Halifax voters approved a $7.2 million Proposition 2 ½ debt exemption to repair the roof, windows, doors, and siding to the Halifax Elementary School at a Special Town Meeting held Tuesday, March 7. This question will appear on the election ballot Saturday, March 10 and will require a majority vote.
Selectmen Chairman Troy Garron declared it a record turnout, and the vote required a two thirds majority to approve the warrant article.
The article read, “To see if the Town will vote to appropriate, borrow, or transfer from available funds, $7,262,124 to be expended under the direction of the Halifax School Building Committee for repairs and renovations to the Halifax Elementary School.”
Town Administrator Charlie Seelig gave a slide presentation explaining the costs and highlighting the dire conditions at the school, showing failing siding, doors, windows and more. “The roof and siding were put on back in 1993 and some of the doors are older.”
In order to help defray the costs, the Town has applied for a grant from the Massachusetts School Building Authority (MSBA), which, if approved, will pay for $3,456,262 of the cost.
Seelig went on to discuss the MSBA’s work throughout the state, showing work done through the MSBA in 28 school districts and 49 schools in 2016.
The balance of the cost of the repairs will come from a twenty-year bond that will increase taxes by $157.36 for the median value house. However, the surtax will decrease yearly as the bond is paid.
Concerned citizens questioned the cost, and expressed concerns as to how the school has managed their maintenance budget.
Silver Lake Regional School District Superintendent Joy Blackwood told voters that the costs covered in a maintenance budget are for small things like painting, roof leaks, and such. She reiterated that these are major repairs that require capital expenditure. Blackwood further said, “The siding was put on backwards and won’t even hold the paint.” In addition, she said, the repairs needed are beyond any school’s regular maintenance budget.
Other concerns voiced were about what sort of materials would be used and if the roof and siding will hold up for the life of the 20-year bond.
Blackwood explained that although no guarantee could be made about a roof holding past twenty years, and furthered that the Massachusetts School Building Authority has rigorous specifications for materials they fund.
Seelig also emphasized his take on the cost. He says, “The longer we wait to do this, the more it will cost,” citing the expected increase in interest rates over the next few years.
While this warrant article was approved, the school Fire Suppression System was passed over for now.
Initially, this was projected to cost $687,876, but this initial estimate was not accurate. Selectman Thomas Millias told voters selectmen learned the upgrade will actually cost almost a million dollars.
The fire suppression system project budget now is estimated to cost $996,033. The town voted by majority to pass over this repair until more work and thought can be put into it.

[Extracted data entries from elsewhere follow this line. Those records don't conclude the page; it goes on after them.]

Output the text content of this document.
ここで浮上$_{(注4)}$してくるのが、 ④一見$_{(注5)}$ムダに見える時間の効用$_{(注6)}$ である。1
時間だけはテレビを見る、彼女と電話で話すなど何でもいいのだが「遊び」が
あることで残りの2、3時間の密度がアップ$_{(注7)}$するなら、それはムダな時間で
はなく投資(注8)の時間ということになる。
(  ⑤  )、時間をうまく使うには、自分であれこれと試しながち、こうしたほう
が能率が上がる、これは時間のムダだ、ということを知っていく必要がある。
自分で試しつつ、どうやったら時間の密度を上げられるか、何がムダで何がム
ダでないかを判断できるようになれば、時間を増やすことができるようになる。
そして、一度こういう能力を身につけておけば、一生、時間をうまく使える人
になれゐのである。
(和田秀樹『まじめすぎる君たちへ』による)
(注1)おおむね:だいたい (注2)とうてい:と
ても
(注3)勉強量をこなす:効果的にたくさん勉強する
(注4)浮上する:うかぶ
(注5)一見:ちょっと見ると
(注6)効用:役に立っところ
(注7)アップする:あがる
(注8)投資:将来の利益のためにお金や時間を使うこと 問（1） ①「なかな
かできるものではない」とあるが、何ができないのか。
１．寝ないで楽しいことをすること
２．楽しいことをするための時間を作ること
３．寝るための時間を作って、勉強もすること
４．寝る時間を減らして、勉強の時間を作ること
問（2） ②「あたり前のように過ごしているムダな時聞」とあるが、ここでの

In total, there were eight articles voted on by the special town meeting at large. In Halifax, the warrant articles are voted on in a random order, except for Articles 4 and 5. Article 5 is dependent on passage of Article 4, both concerning the Solar array PILOT agreement between Halifax and SunConnect, at 69 Summit St. Both articles passed unanimously.
Article 8 asked the town to vote to accept Massachusetts General Laws, Chapter 41, Section 110A. This law says it allows, “Town departments to remain closed on Saturdays or take any action thereon. It passed by unanimous vote.
Article 3 proposed the town amend its current bylaw Chapter 167-7 (C). This law defines what’s considered a business/place of indoor or outdoor recreation and sets guidelines on proper insulation and maintenance regarding noise abatement. Seelig asked that the article be passed over until he can make the language clearer and not impact events like Mud Fest. The town voted unanimously to pass over Article 3.
Article 6 concerns notifying the Silver Lake Regional School Committee on whether or not Halifax will approve the proposed land sale to the Town of Kingston for a police station. Both Selectmen and the Finance Committee recommended passing over this article until the next town meeting. The town voted unanimously to pass over Article 6.
Article 7 asks to the town to vote on appropriating and raising funds for a provision of a collective bargaining agreement for 2017. This potential collective bargaining agreement is between Local Union 3159 (firefighters) and the Town of Halifax. It includes a provision that, “The town pay the difference in pay received by an employee in military service and the amount the employee would receive working for the Town or take any action thereon.” Selectmen asked this article be passed until next town meeting. The town voted unanimously to pass over Article 7.